The clinical characteristics of a trigger point are that they tend to be hyperirritable spots located in skeletal muscle tissue that, when compressed, cause significant pain and pain referral. The TP feels like a nodule or taut band on palpation. There is a classic “jump sign” that is elicited during vigorous palpation by the examiner which aids in TP verification. These palpable contraction knots or taut bands will ultimately change or alter the muscle tension characteristics of a jaw muscle such as the masseter—leading to secondary problems of internal derangement, arthritis and/or simply faulty joint mechanics leading to ultimate joint erosion and breakdown.5,6
Trigger points are not always the primary cause of a TMJ dysfunction and can develop as a result of another type of problem such as disc deformation/tearing (internal derangement), in which case the TPs would be secondary to internal derangement. Whether primary or secondary entities, the presence of trigger points can perpetuate disability and worsen the prognosis and interfere with primary interventions if they are not considered and treated. It has been well established that although we might be uncertain as to how TPs actually form, we are more certain that they do appear as a sequelae to such things as trauma, faulty posture, repetitive motion, muscle imbalance, disease entities, and debilitation to name a few.7
Trigger Points and TMJ Syndrome
There is strong research evidence to show the correlation between presence of trigger points and resultant TMJ syndrome and/or face/head pain in general.8 As well, when trigger point treatment is included in a care plan for an individual who has TMJ, the outcomes appear to be superior than in those treatment regimes that do not address trigger points in the intervention.9 There appear to be several scenarios in which trigger points become important predisposing, initiating, and/or precipitating factors in TMJ syndrome or dysfunction. Those who primarily treat trigger points for this condition will argue that TPs are involved no matter what the primary diagnosis might be. Trigger points have both a sensory component but also manifest as tension-altering entities which, over time, can lead to uneven bite mechanics and mouth opening restriction —further leading to pathologic mechanical changes in both joint and surrounding soft tissues.10 Furthermore, there could be a direct link between trigger points and trigeminal nerve involvement. Trigger point alterations in muscle (tenderness and sensitization) could conceivably spread to the major nerves servicing the TMJ region.

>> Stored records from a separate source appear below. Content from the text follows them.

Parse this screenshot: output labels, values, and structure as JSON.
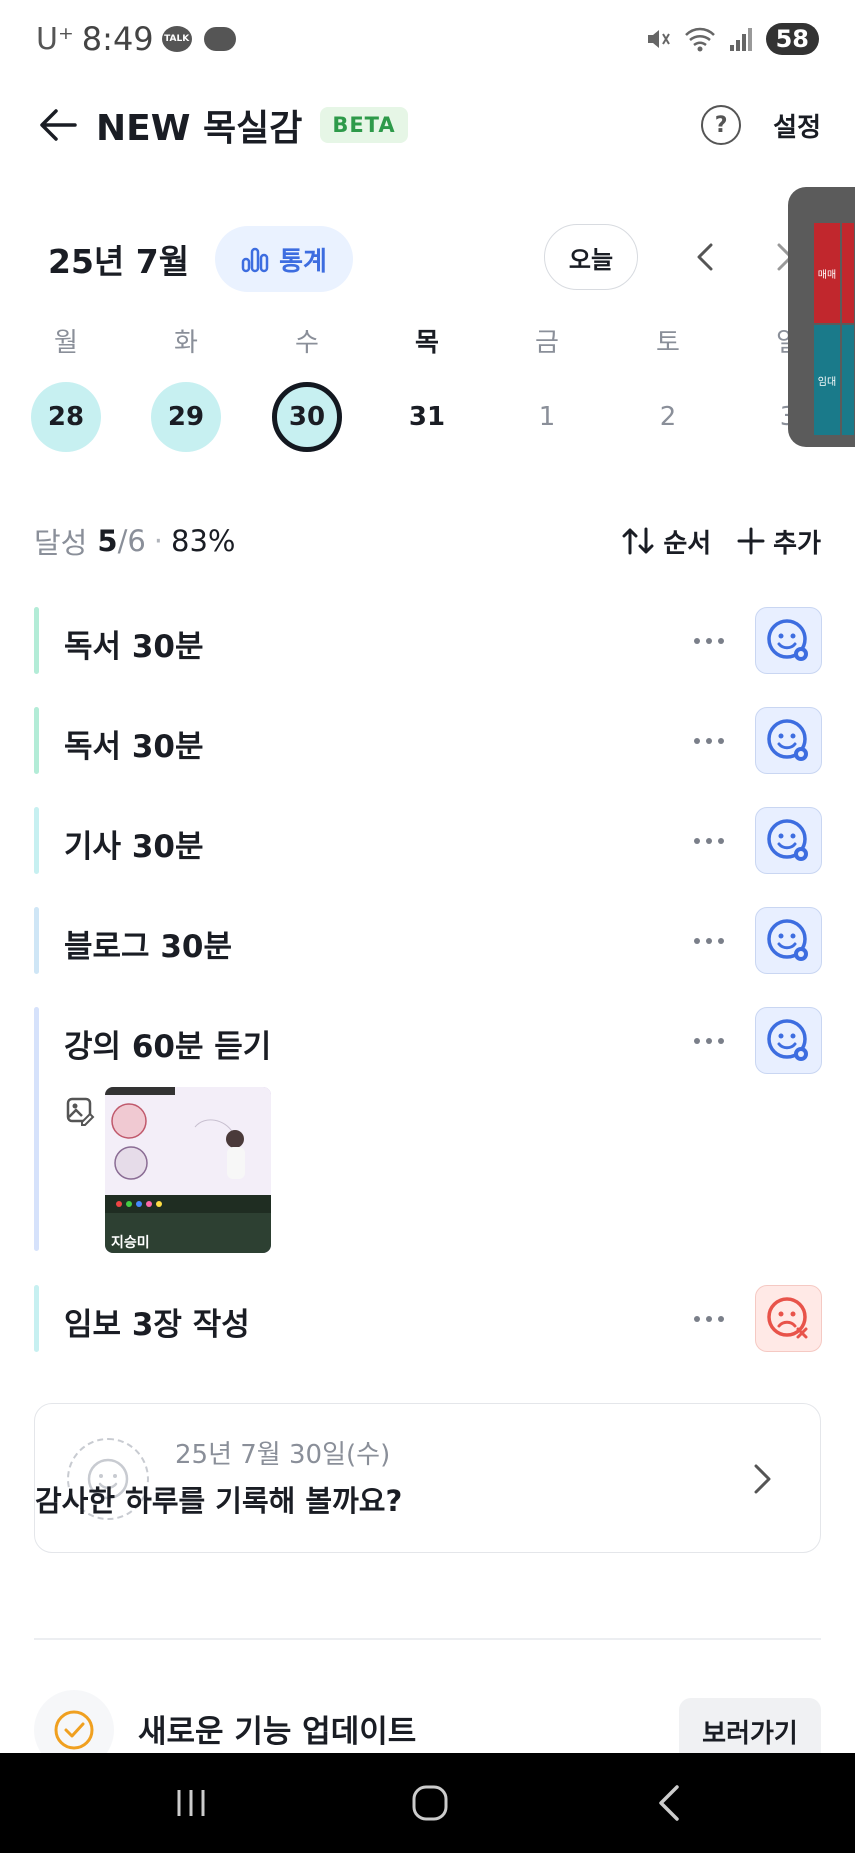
{
  "status_bar": {
    "carrier": "U⁺",
    "time": "8:49",
    "talk": "TALK",
    "battery": "58"
  },
  "header": {
    "title": "NEW 목실감",
    "beta": "BETA",
    "settings": "설정"
  },
  "calendar": {
    "month": "25년 7월",
    "stats_label": "통계",
    "today_label": "오늘",
    "weekdays": [
      "월",
      "화",
      "수",
      "목",
      "금",
      "토",
      "일"
    ],
    "days": [
      "28",
      "29",
      "30",
      "31",
      "1",
      "2",
      "3"
    ]
  },
  "overlay": {
    "cell1": "매매",
    "cell2": "임대"
  },
  "achievement": {
    "label": "달성",
    "done": "5",
    "total": "/6",
    "percent": "83%",
    "sort_label": "순서",
    "add_label": "추가"
  },
  "tasks": [
    {
      "name": "독서 30분",
      "status": "ok",
      "bar_color": "#b3ecd7"
    },
    {
      "name": "독서 30분",
      "status": "ok",
      "bar_color": "#b3ecd7"
    },
    {
      "name": "기사 30분",
      "status": "ok",
      "bar_color": "#c7f0f1"
    },
    {
      "name": "블로그 30분",
      "status": "ok",
      "bar_color": "#cfe6f6"
    },
    {
      "name": "강의 60분 듣기",
      "status": "ok",
      "bar_color": "#d6e2fb"
    },
    {
      "name": "임보 3장 작성",
      "status": "fail",
      "bar_color": "#c7f0f1"
    }
  ],
  "photo": {
    "caption": "지승미"
  },
  "gratitude": {
    "date": "25년 7월 30일(수)",
    "prompt": "감사한 하루를 기록해 볼까요?"
  },
  "update": {
    "text": "새로운 기능 업데이트",
    "button": "보러가기"
  },
  "colors": {
    "accent_blue": "#3d6de0",
    "done_day": "#c7f0f1",
    "fail": "#e8534a",
    "beta_green": "#2e9a4a"
  }
}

It is not uncommon for trigger points to be identified as contributing factors and co-existing with internal disc derangement, TMJ synovitis, TMJ arthritis, as well as being the primary pathological entity in myofascial pain syndrome (MPS) of the TMJ.11 In a study involving 300 patients who had all been involved in a motor vehicle accident, the most common clinical findings identified on medical examination were the following; jaw pain, neck pain, post traumatic headache, jaw fatigue, and severe TMJ crepitus or clicking. The most common diagnosis were the following in rank order: masseter muscle trigger points, closing jaw muscle hyperactivity, TMJ synovitis, opening jaw hyperactivity, and advanced disc derangement.12 What we are seeing is that trigger points are an important treatment consideration when formulating a treatment plan for the various diagnoses involving the TMJ, orofacial, and/or head regions of the body.